Britain will now also reach across the Atlantic to what President Trump has held out as a “very big trade deal, bigger than we’ve ever had with the U.K.,” which Mr. Johnson has touted as a benefit of quitting the E.U. That, too, could prove a disappointment. A former British ambassador to Washington, Kim Darroch — who resigned in July after his derogatory comments about Mr. Trump leaked out — was among those who noted in interviews that Mr. Trump is not given to generous trade concessions, least of all in an election year.
In the same European Parliament session at which Ursula von der Leyen, the president of the E.U. Commission, promised departing British delegates, “We will always love you, and we will never be far,” Aileen McLeod of the Scottish National Party spoke of Scotland’s anger over being “dragged” out of the union and asked that the members “leave a light on” for Scotland, where Brexit has fueled demands for a new referendum on independence.
Still, the fact was that after 47 years in the E.U., Britain was officially out, and there was no going back, at least not in the foreseeable future. For many Britons, the long and bitter debate had been less about economics and politics than about identity. Those who fought to leave the E.U. fought for what they saw as lost sovereignty, often tinged with a sense of lost empire; those who fought to stay saw the Union as post-imperial Britain’s place in the future, joined with the rest of Europe in values, standards and security. In the end, after nearly three years of uncertainty and bitterness, voters elected Mr. Johnson out of exhaustion, to get it over with, not because they had reached agreement.
Headlines reflected the divide. Pro-Brexit tabloids joined in gleeful celebration: “OUR TIME HAS COME,” proclaimed The Sun, offering a “free giant Brexit poster”; “YES, WE DID IT!” cheered The Daily Express in what it described as a historic edition; “Free and independent once more after 47 years,” declared The Daily Mail over a photograph of the white cliffs of Dover. Those same cliffs featured on the cover of The Guardian, a strong advocate of staying in the E.U., over a crumbling sand castle surmounted by a tiny British flag. The headline: “Small island.”
Trying to reconcile these divergent worldviews will be the main task of coming years, as Mr.
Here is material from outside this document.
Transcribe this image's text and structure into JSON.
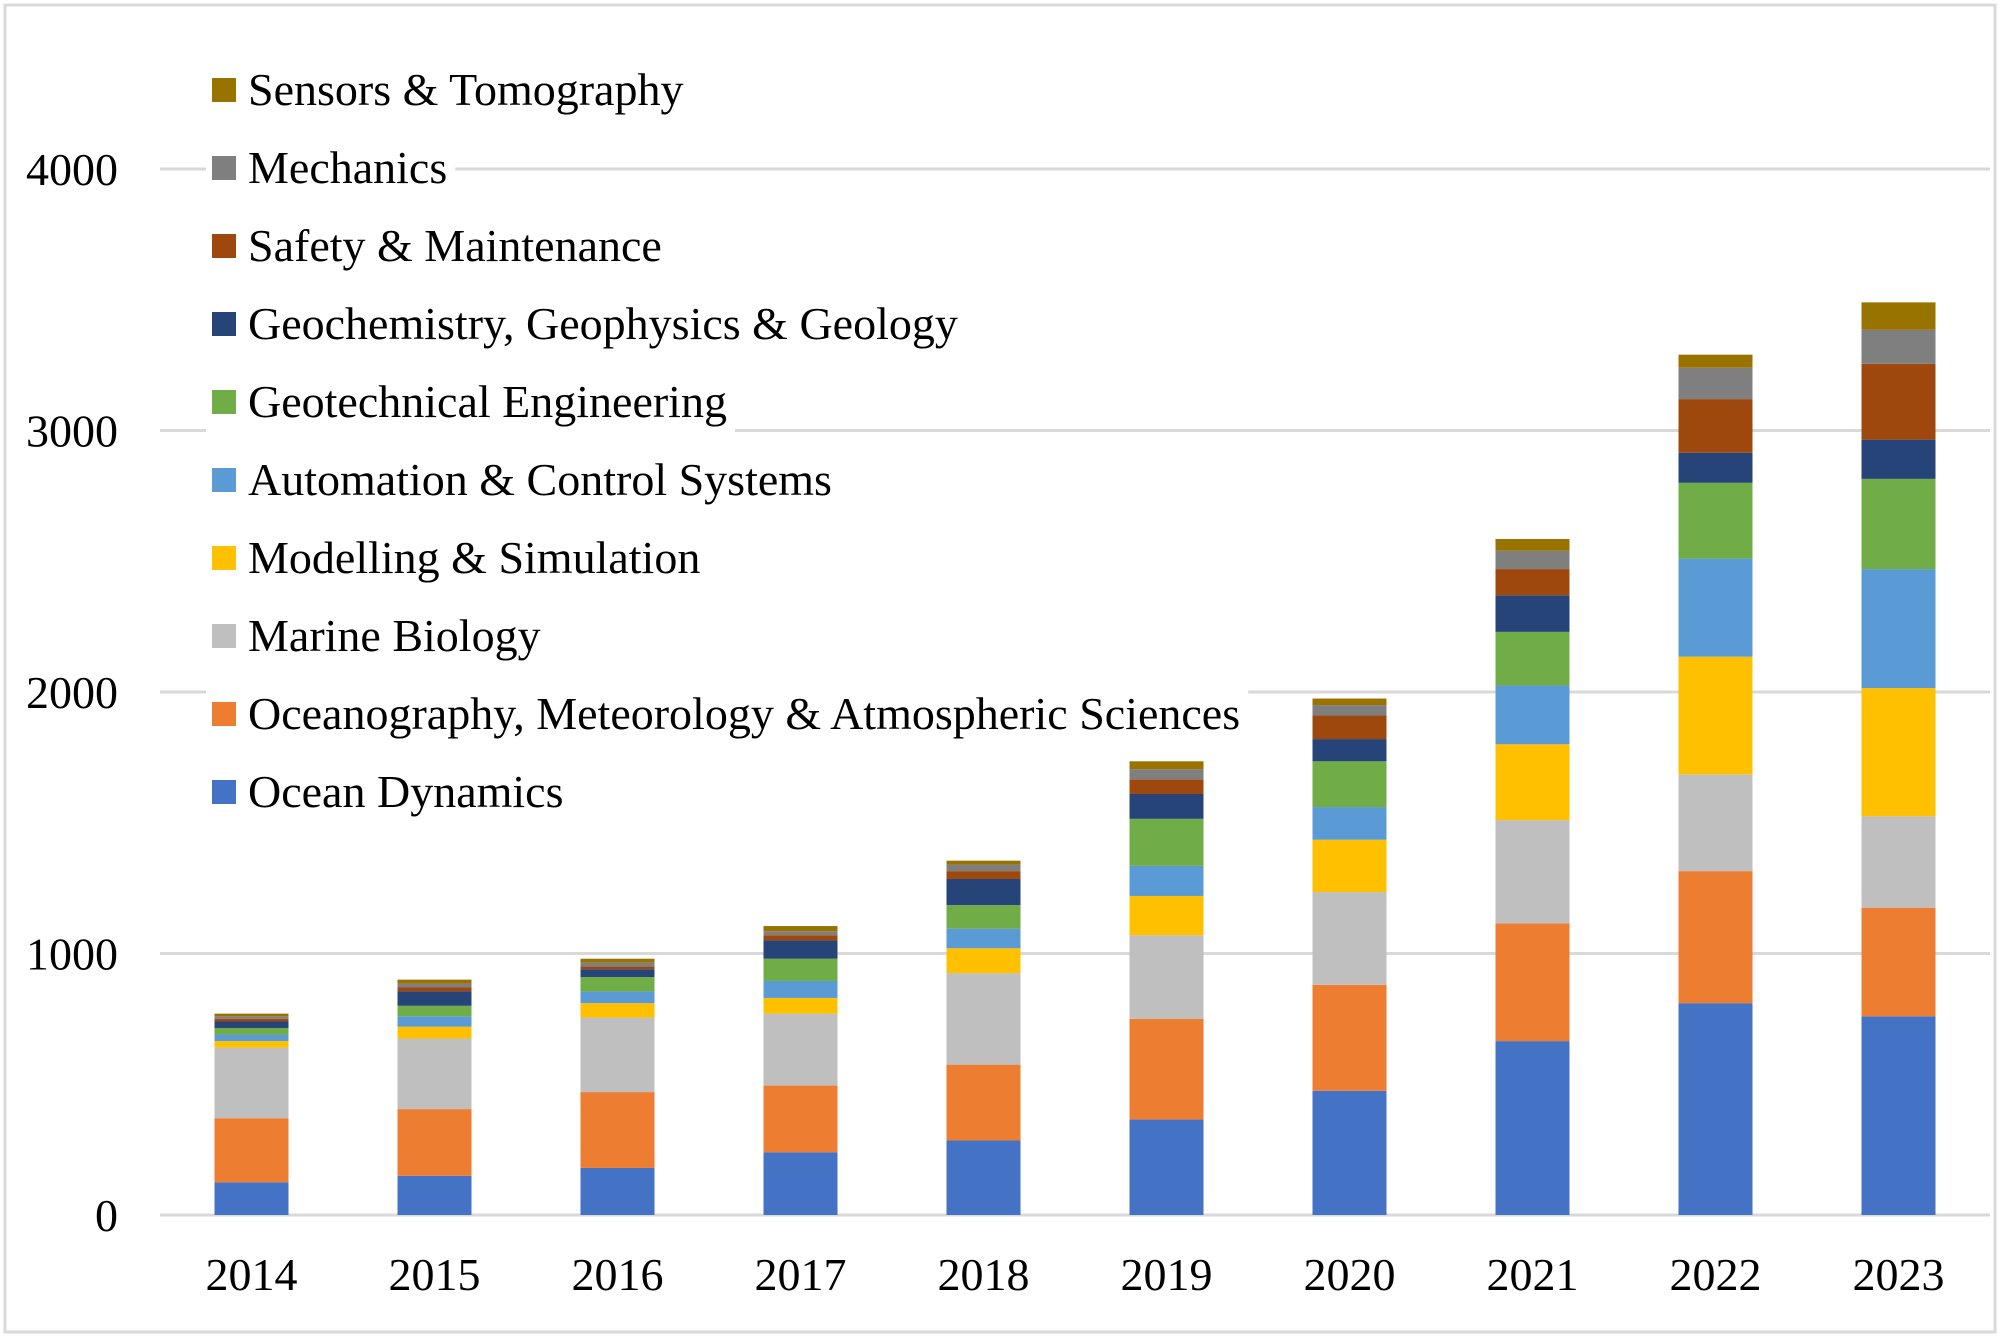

Johnson appeared to recognize when he declared in a speech to the nation Friday evening: “Our job as the government, my job, is to bring this country together now and take us forward. … This is not an end but a beginning.”
For the moment, what “forward” meant remained unclear. For at least the coming years not much would change in economic, trade and practical terms, but many potential battles loomed over the shape of the future relationship with Europe, America and the rest of the world.
Perhaps in paraphrasing Winston Churchill on whether the moment was an end or a beginning, Mr. Johnson would have done better to use his predecessor’s entire quote, that one about a military campaign 78 years ago: “Now this is not the end. It is not even the beginning of the end. But it is, perhaps, the end of the beginning.”